Selda Bağcan, Hakan Çelik’in CNN TÜRK'teki ‘Hafta Sonu programına katıldı. Bağcan, 45 yıllık yaşamının anlatıldığı biyografi, afiş, broşürler haberin yer aldığı albümünün yanı sıra, 40 şarkısından oluşan iki Long Play ve CD’sine ilişkin bilgi verirken bunun ikincisini önümüzdeki yıl hazır hale getireceğini söyledi. Selda Bağcan, TRT’de 20 yıl süreyle yasaklı sanatçılar arasında yer aldığını belirtirken, şunları anlattı:
“TRT yasağı 1972’de geldi.

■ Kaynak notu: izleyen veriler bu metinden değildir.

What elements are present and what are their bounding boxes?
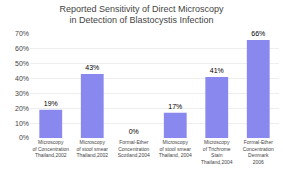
svg-text:Microscopyof TrichromeStainTha: Microscopyof TrichromeStainThailand,2004 [201, 139, 233, 165]
svg-text:17%: 17% [168, 103, 182, 110]
svg-text:Formal-EtherConcentrationScotl: Formal-EtherConcentrationScotland,2004 [118, 139, 150, 158]
svg-text:0%: 0% [19, 134, 29, 141]
svg-text:43%: 43% [85, 64, 99, 71]
svg-text:19%: 19% [44, 100, 58, 107]
svg-text:20%: 20% [15, 105, 29, 112]
svg-text:Microscopyof stool smearThaila: Microscopyof stool smearThailand, 2004 [159, 139, 192, 158]
svg-text:41%: 41% [210, 67, 224, 74]
svg-text:70%: 70% [15, 30, 29, 37]
svg-text:60%: 60% [15, 45, 29, 52]
svg-text:40%: 40% [15, 75, 29, 82]
svg-text:30%: 30% [15, 90, 29, 97]
svg-text:66%: 66% [251, 30, 265, 37]
svg-text:Microscopyof ConcentrationThai: Microscopyof ConcentrationThailand,2002 [32, 139, 69, 158]
svg-text:0%: 0% [129, 128, 139, 135]
svg-text:50%: 50% [15, 60, 29, 67]
svg-text:10%: 10% [15, 120, 29, 127]
svg-text:Microscopyof stool smearThaila: Microscopyof stool smearThailand,2002 [76, 139, 108, 158]
svg-text:Reported Sensitivity of Direct: Reported Sensitivity of Direct Microscop… [59, 4, 224, 26]
svg-text:Formal-EtherConcentrationDenma: Formal-EtherConcentrationDenmark2006 [243, 139, 274, 165]
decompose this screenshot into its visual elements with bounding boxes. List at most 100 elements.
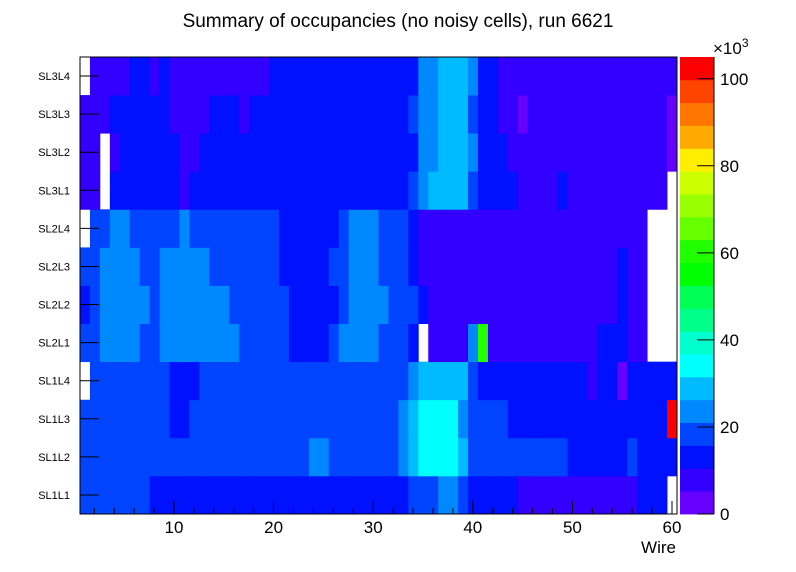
- z-unit-label: ×103: [713, 36, 749, 58]
- heatmap-cell: [428, 133, 439, 172]
- heatmap-cell: [627, 247, 638, 286]
- heatmap-cell: [249, 57, 260, 96]
- heatmap-cell: [527, 133, 539, 172]
- heatmap-cell: [338, 95, 350, 134]
- heatmap-cell: [189, 171, 200, 210]
- heatmap-cell: [637, 57, 648, 96]
- heatmap-cell: [547, 209, 558, 248]
- colorbar-level: [680, 239, 714, 264]
- heatmap-cell: [169, 95, 180, 134]
- heatmap-cell: [507, 171, 519, 210]
- heatmap-cell: [99, 361, 111, 401]
- heatmap-cell: [259, 247, 270, 286]
- heatmap-cell: [627, 285, 638, 324]
- heatmap-cell: [259, 57, 270, 96]
- heatmap-cell: [348, 95, 359, 134]
- heatmap-cell: [219, 247, 230, 286]
- heatmap-cell: [269, 323, 280, 363]
- heatmap-cell: [607, 361, 618, 401]
- heatmap-cell: [448, 361, 459, 401]
- heatmap-cell: [597, 133, 608, 172]
- heatmap-cell: [338, 399, 350, 439]
- heatmap-cell: [308, 361, 320, 401]
- heatmap-cell: [169, 361, 180, 401]
- heatmap-cell: [497, 57, 509, 96]
- heatmap-cell: [398, 57, 409, 96]
- heatmap-cell: [478, 475, 489, 515]
- heatmap-cell: [468, 361, 479, 401]
- heatmap-cell: [408, 399, 419, 439]
- heatmap-cell: [657, 475, 668, 515]
- heatmap-cell: [587, 171, 598, 210]
- heatmap-cell: [368, 437, 379, 477]
- heatmap-cell: [398, 133, 409, 172]
- heatmap-cell: [328, 437, 340, 477]
- heatmap-cell: [667, 133, 678, 172]
- heatmap-cell: [368, 133, 379, 172]
- heatmap-cell: [149, 361, 160, 401]
- heatmap-cell: [408, 437, 419, 477]
- heatmap-cell: [259, 133, 270, 172]
- heatmap-cell: [527, 95, 539, 134]
- heatmap-cell: [637, 95, 648, 134]
- heatmap-cell: [159, 247, 170, 286]
- heatmap-cell: [189, 209, 200, 248]
- heatmap-cell: [537, 133, 549, 172]
- heatmap-cell: [597, 247, 608, 286]
- heatmap-cell: [288, 133, 300, 172]
- heatmap-cell: [448, 209, 459, 248]
- heatmap-cell: [388, 171, 399, 210]
- heatmap-cell: [109, 209, 121, 248]
- heatmap-cell: [199, 361, 210, 401]
- heatmap-cell: [487, 133, 499, 172]
- heatmap-cell: [408, 171, 419, 210]
- y-tick-label: SL3L1: [38, 185, 70, 197]
- heatmap-cell: [398, 95, 409, 134]
- heatmap-cell: [468, 133, 479, 172]
- heatmap-cell: [497, 437, 509, 477]
- heatmap-cell: [239, 361, 250, 401]
- heatmap-cell: [378, 95, 389, 134]
- heatmap-cell: [637, 437, 648, 477]
- heatmap-cell: [537, 437, 549, 477]
- colorbar-level: [680, 79, 714, 104]
- heatmap-cell: [418, 57, 429, 96]
- heatmap-cell: [368, 247, 379, 286]
- heatmap-cell: [378, 399, 389, 439]
- heatmap-cell: [229, 95, 240, 134]
- heatmap-cell: [647, 361, 658, 401]
- heatmap-cell: [149, 247, 160, 286]
- y-tick-label: SL2L1: [38, 338, 70, 350]
- heatmap-cell: [507, 57, 519, 96]
- heatmap-cell: [458, 437, 469, 477]
- heatmap-cell: [577, 95, 588, 134]
- heatmap-cell: [627, 323, 638, 363]
- heatmap-cell: [597, 171, 608, 210]
- heatmap-cell: [348, 361, 359, 401]
- heatmap-cell: [109, 361, 121, 401]
- heatmap-cell: [428, 361, 439, 401]
- heatmap-cell: [249, 209, 260, 248]
- heatmap-cell: [438, 323, 449, 363]
- heatmap-cell: [239, 399, 250, 439]
- heatmap-cell: [328, 209, 340, 248]
- heatmap-cell: [109, 57, 121, 96]
- heatmap-cell: [219, 437, 230, 477]
- heatmap-cell: [209, 399, 220, 439]
- heatmap-cell: [139, 437, 151, 477]
- heatmap-cell: [179, 247, 190, 286]
- heatmap-cell: [358, 57, 369, 96]
- heatmap-cell: [209, 247, 220, 286]
- heatmap-cell: [547, 285, 558, 324]
- heatmap-cell: [627, 57, 638, 96]
- heatmap-cell: [129, 209, 141, 248]
- x-tick-label: 50: [563, 518, 582, 537]
- heatmap-cell: [279, 323, 290, 363]
- heatmap-cell: [209, 323, 220, 363]
- heatmap-cell: [109, 285, 121, 324]
- heatmap-cell: [607, 171, 618, 210]
- heatmap-cell: [279, 475, 290, 515]
- heatmap-cell: [119, 209, 131, 248]
- heatmap-cell: [308, 209, 320, 248]
- heatmap-cell: [189, 285, 200, 324]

O dönem hiçbir zaman tanışmadığım Deniz Gezmiş ve arkadaşları tutukluydu. ‘Mapushanelere Güneş Doğmuyor’u söyledim. Bununla Gezmiş ve arkadaşları arasında bağlantı kurdular. TRT, ‘Sanatçının gereksiz reklamı yapılıyor’ gerekçesi ile beni yasakladı. Yasak 20 yıl sürdü. 1990'da dört kez İsrail'e gittim Acco Festivali'nde Khanel Umdanadlı Osmanlı Kalesi'nde ve Ehal Hatarbut konser salonunda iki konser verdim. Bu kadar ilgi görüyorum, TRT’ye çıkamıyorum. TRT’yi mahkemeye vereceğimi söyledim. Hemen bir telefon geldi 'kaldırıyoruz'. 91’de kaldırdılar.”
Selda Bağcan, o dönemlerde yurt içinde olduğu halde kendisi için ‘Yurda dön’ çağrısı yapıldığını, hakkında ‘Komünizm propagandası yapıyor’ iddialarının ortaya atıldığını, gazeteci Mustafa Ekmekçi’nin araya girmesi üzerine dönemin Bakanı Adnan Kahveci’nin müdahalesi ile pasaportuna kavuştuğunu anlattı.
“AYAĞA KALKTILAR”
Bağcan, toplam 4.5 ay cezaevinde kaldığını, cezaevine ilk girdiğinde bütün koğuşlarda bulunanların ayağa kalktığını ‘Yasaklı’ kabul edilen marşları söylemeye başladığını, içeri giren bir subayın nutuk attığını anlattı. Selda Bağcan, “Subay, aranızda ‘Çanakkale’de şehidi olan yok mu?’ dedi. Oysa benim 6 şehidim var. Dedem ve 5 kardeşi. Bunu kalkıp bunu söyleyemiyorsunuz” diye konuştu.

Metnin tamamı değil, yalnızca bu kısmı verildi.